Unleavened bread
For this bread we need a sourdough base on which the bread is later made. The process is not difficult, it just takes a little longer - a few days, but once the sourdough is made, it can be stored and supplemented for a long time, so we always have it ready in the fridge.
Preparation steps
- Take a part of sourdough - the process of making a lot of dough, you take part of it and leave the rest in a jar with a lid and leave it in the fridge for the next time you make bread :)

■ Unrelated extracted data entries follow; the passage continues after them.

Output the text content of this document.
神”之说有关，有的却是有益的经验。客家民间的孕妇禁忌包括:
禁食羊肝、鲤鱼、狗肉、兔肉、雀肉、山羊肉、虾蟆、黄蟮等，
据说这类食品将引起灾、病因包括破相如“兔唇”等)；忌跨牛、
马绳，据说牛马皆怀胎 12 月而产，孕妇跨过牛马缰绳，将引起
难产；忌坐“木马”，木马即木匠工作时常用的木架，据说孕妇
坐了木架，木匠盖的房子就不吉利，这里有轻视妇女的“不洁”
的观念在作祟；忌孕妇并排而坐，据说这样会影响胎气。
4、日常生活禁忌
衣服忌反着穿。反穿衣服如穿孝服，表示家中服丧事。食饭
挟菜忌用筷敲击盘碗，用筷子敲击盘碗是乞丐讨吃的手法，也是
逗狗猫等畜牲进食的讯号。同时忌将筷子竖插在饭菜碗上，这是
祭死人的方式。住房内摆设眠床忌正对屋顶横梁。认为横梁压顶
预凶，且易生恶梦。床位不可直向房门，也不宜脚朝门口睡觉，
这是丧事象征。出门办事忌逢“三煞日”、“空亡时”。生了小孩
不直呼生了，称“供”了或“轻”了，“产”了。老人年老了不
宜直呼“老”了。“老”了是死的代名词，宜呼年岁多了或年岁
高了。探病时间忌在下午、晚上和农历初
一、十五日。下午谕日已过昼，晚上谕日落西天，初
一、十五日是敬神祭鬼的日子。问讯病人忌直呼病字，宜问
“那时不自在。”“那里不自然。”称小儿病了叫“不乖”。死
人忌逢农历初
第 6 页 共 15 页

- Mix this dough base with water, add ev. honey and flour
- If you have a bread machine knead for 12 - 15 minutes, the dough is quite firm and compact
- Then add salt and mix for another 5 minutes
- Cover with plastic wrap and let it grow until the next day
- A small note: if you can't wait until the next day (like me sometimes) put some fresh yeast, no more than 10 g to speed up the average lifting. let it grow for 1 - 1, 5 hours
- When the dough has doubled, shake it out on a well floured surface, add the seeds and premixes
- Make 2 loaves, put in molds or make round or oblong shapes as desired, sprinkle with flour and leave to rest until the oven heats up
- Turn on the oven to the highest, with me 275 `C
- When heated, reduce to 225`C, spray a little water into a hot oven, cut the bread into a couple of cuts with a sharp knife and place the oven on the bottom of the oven.
- Bake for 30-40 minutes
- Wrap the baked bread in kitchen towels and leave to cool
Serving
This is the basis of plain bread with sourdough. there is another variant with coarse rye bread, everything is done the same in the base only instead of white flour razevo flour is used and 60 g is added instead of 90g because razevo ripens quickly and creates acid. Bread made in this way is compact, healthy and stays fresh longer.